While he has some room for improvement in regards to his on the ball defense, LiAngelo Ball has shown some lack of focus and attention in off-the-ball defense situations. He often loses his opponent, then tries to make up for it but closes out when it’s too late. In this case, I’d put the blame on the fact that he and his younger brother were not asked to play any defense at Chino Hills, so that’s likely why both of them are struggling on the less glamorous end of the court in Lithuania. LiAngelo is working on that and some signs of improvement were already showed last Monday against Dzukija.

Another aspect LiAngelo Ball proved last Monday that he can work on is rebounding. With his size, he has to be effective on the boards and help Vytautas avoid giving second chance opportunities to the opponents. He hasn’t done that much so far, averaging just 2.5 rebounds per game. But in the last LKL game, he grabbed seven of them. He showed, at least a little bit, that he can use his body to hustle in the paint.

On offense, his main weakness is creating off the dribble. He rarely can drive to the basket one-on-one or create his own shot, not because he can’t handle the ball, which he actually has been improving, but because he lacks athleticism and is not quick enough to beat the tough professional defenders. He needs a lot of work in this department.

IN CONCLUSION…

LiAngelo Ball does have to improve on some aspects of his game, but he also has shown several things that have impressed me during these first 2-3 months in Lithuania. He certainly looks better than at Chino Hills, both physically and technically. As far as what the future holds for him, we know that he wants to play for the Los Angeles Lakers with his brother Lonzo. Even though there are many doubts that he will get drafted this June, I do believe he might get the opportunity is looking for in some form. At the same time, he may find a situation where he can continue to develop his game and work on the aspects he needs to improve, possibly with NBA coaches.

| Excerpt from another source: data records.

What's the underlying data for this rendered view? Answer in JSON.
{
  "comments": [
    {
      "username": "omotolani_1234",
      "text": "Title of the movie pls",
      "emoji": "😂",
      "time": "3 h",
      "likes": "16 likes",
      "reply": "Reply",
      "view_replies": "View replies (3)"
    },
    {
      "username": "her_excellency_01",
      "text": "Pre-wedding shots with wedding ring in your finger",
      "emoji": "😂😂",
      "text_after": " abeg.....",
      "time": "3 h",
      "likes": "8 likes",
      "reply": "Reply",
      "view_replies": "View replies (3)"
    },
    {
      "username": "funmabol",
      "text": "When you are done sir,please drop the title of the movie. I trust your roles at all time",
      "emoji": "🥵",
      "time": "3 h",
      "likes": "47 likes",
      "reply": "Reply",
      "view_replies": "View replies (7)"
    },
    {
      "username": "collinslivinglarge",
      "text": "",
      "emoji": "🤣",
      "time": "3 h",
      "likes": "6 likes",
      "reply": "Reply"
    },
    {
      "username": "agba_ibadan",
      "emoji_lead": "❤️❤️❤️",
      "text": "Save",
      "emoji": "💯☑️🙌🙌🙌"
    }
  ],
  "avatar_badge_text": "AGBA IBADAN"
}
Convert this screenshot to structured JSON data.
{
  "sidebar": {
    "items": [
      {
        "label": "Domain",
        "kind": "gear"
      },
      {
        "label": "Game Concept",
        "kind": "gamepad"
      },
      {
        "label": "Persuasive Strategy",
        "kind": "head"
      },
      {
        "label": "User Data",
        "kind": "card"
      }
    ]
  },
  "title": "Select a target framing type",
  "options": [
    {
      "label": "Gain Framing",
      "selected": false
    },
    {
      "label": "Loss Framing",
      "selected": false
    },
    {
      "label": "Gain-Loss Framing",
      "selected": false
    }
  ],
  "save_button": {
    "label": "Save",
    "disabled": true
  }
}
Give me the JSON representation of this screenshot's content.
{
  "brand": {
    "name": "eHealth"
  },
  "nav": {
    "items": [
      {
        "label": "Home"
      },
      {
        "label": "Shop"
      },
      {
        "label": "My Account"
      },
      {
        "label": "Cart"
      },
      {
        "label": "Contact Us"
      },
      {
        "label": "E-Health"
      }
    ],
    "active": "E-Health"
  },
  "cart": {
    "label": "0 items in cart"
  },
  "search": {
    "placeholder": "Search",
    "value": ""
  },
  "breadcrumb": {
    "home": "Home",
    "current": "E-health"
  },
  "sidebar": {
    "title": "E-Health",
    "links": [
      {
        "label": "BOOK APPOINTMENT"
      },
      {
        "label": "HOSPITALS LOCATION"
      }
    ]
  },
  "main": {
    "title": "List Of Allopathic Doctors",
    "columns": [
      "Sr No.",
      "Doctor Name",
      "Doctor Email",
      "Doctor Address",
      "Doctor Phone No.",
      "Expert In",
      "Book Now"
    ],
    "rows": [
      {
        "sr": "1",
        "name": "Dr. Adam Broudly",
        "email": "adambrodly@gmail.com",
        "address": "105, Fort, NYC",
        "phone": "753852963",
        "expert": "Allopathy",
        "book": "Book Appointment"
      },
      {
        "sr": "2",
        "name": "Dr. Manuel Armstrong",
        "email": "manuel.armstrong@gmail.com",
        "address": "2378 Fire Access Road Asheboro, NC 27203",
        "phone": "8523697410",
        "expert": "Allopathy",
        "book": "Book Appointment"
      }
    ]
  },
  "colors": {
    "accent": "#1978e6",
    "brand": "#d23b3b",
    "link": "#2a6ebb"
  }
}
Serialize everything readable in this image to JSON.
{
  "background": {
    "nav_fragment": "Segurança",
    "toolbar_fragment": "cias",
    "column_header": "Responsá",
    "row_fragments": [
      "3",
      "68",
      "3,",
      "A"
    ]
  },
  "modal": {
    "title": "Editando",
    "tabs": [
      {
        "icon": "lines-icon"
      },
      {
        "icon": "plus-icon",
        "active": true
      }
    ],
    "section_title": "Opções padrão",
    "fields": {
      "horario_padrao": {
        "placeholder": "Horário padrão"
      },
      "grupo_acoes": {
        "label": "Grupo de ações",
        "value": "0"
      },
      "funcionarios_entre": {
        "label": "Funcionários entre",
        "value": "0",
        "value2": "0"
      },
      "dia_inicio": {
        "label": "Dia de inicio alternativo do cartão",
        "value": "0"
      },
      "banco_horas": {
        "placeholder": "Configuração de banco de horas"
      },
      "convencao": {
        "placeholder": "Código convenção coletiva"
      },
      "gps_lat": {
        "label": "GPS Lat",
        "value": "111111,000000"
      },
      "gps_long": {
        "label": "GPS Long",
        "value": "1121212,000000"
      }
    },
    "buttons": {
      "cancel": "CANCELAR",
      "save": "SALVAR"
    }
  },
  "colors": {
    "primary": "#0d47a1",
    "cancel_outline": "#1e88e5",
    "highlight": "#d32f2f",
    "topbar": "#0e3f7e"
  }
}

In my opinion, there are two options for him if he doesn’t get drafted. On one hand, he can return to Europe, a place where he can develop and play with LaMelo. This can be a win-win scenario also for the 16-year-old Melo: in fact, LaMelo isn’t draft eligible until 2020 and is expected to spend the next two seasons in Lithuania. I definitely think he’d be rather happy to play alongside his older brother another year than being alone in a place that is so far away from his hometown. Then, after another development season in Lithuania, maybe he will have more chances to get looks from NBA teams. On the other hand, he can pursue a shot with the Lakers right away by developing in the NBA G League, maybe under a two-way contract that can allow the Lakers to have flexibility. They could attempt to develop LiAngelo in South Bay, make LaVar happy and quiet, and call the boy up if they ever need some 3-point shooting off the bench.

Oh, yes, I almost forgot to say this: hey, mid-high level European teams, make sure to keep an eye on him in case the NBA doesn’t knock on the door. He is looking like he will be a solid player someday.